Monday, August 8, 2016

Honoring Randy

The Rainbow Honor Walk in San Francisco's Castro district, honors deceased LGBT luminaries, and includes this tribute to Randy Shilts, who would have turned 65 today. Randy, whom I have written about several times before, was one of the very first people I met when I moved to San Francisco. He touched many lives, and I am convinced that he really made a difference in this world.

When I first met Randy, he worked at KQED, San Francisco's public television station. In those days, that station produced a nightly news program and a national magazine (I think it was Time), wrote that Randy Shilts was the first openly gay television reporter. Having never been in the closet, I challenged that title. All of my tv and radio co-workers had known I was gay. It was never an issue. Anyway, when I mentioned that to Randy at our first meeting, we both chuckled and expressed hope that such designations would someday disappear. He wanted to be known as a good reporter, not simply the gay one. Belva Davis, who had anchored those KQED newscasts, devotes a lot of space to Randy in her book Never in My Wildest Dreams: A Black Woman's Life in Journalism.

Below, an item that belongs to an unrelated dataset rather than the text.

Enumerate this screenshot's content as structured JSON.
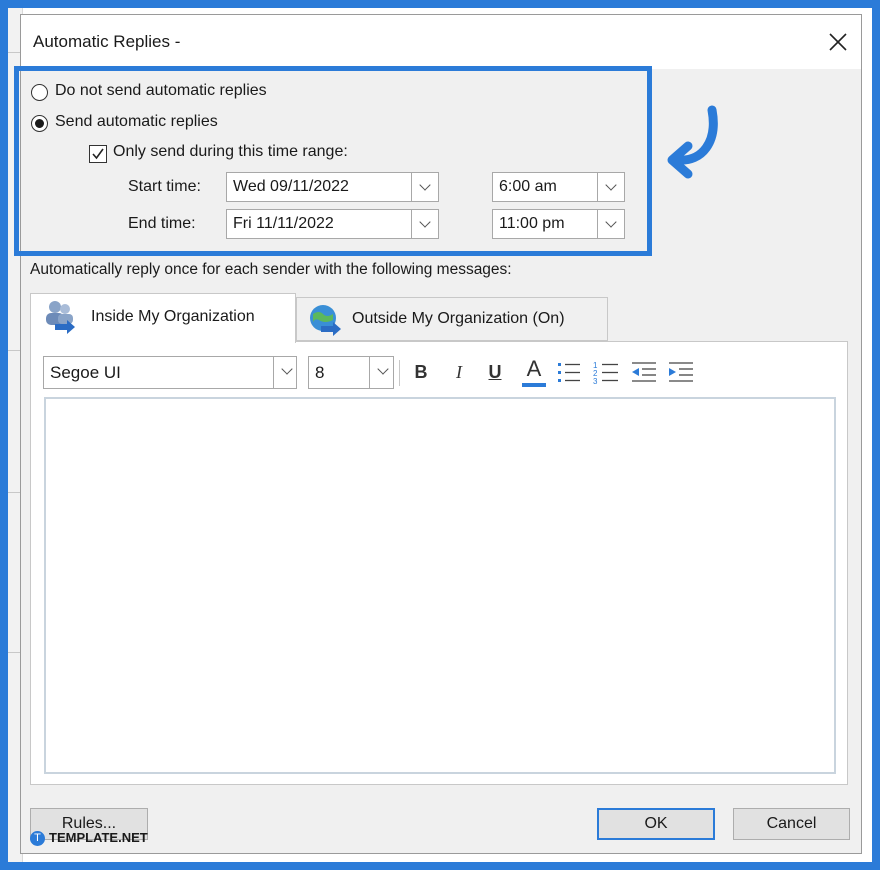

After his television work, Randy was hired by The San Francisco Chronicle, but became better known outside the Bay Area as an author. Three books (and a fourth planned one) showed that Randy could tackle difficult subjects. Those books are The Mayor of Castro Street: The Life and Times of Harvey Milk; And the Band Played On: Politics, People, and the AIDS Epidemic (which was made into a tv movie); and Conduct Unbecoming: Gays and Lesbians in the U.S. Military.

I don't want to give the wrong impression.  Randy Shilts and I never became close friends.  We would see each other occasionally and say hi, but I was always aware of his contributions.  His death, especially at a very young age, brought be great sadness.  These days, when I go back to visit San Francisco, I always visit The Castro, and stop at the plaque honoring Randy. By the way, 24 additional plaques will be added later this year honoring other lgbt heroes from our past.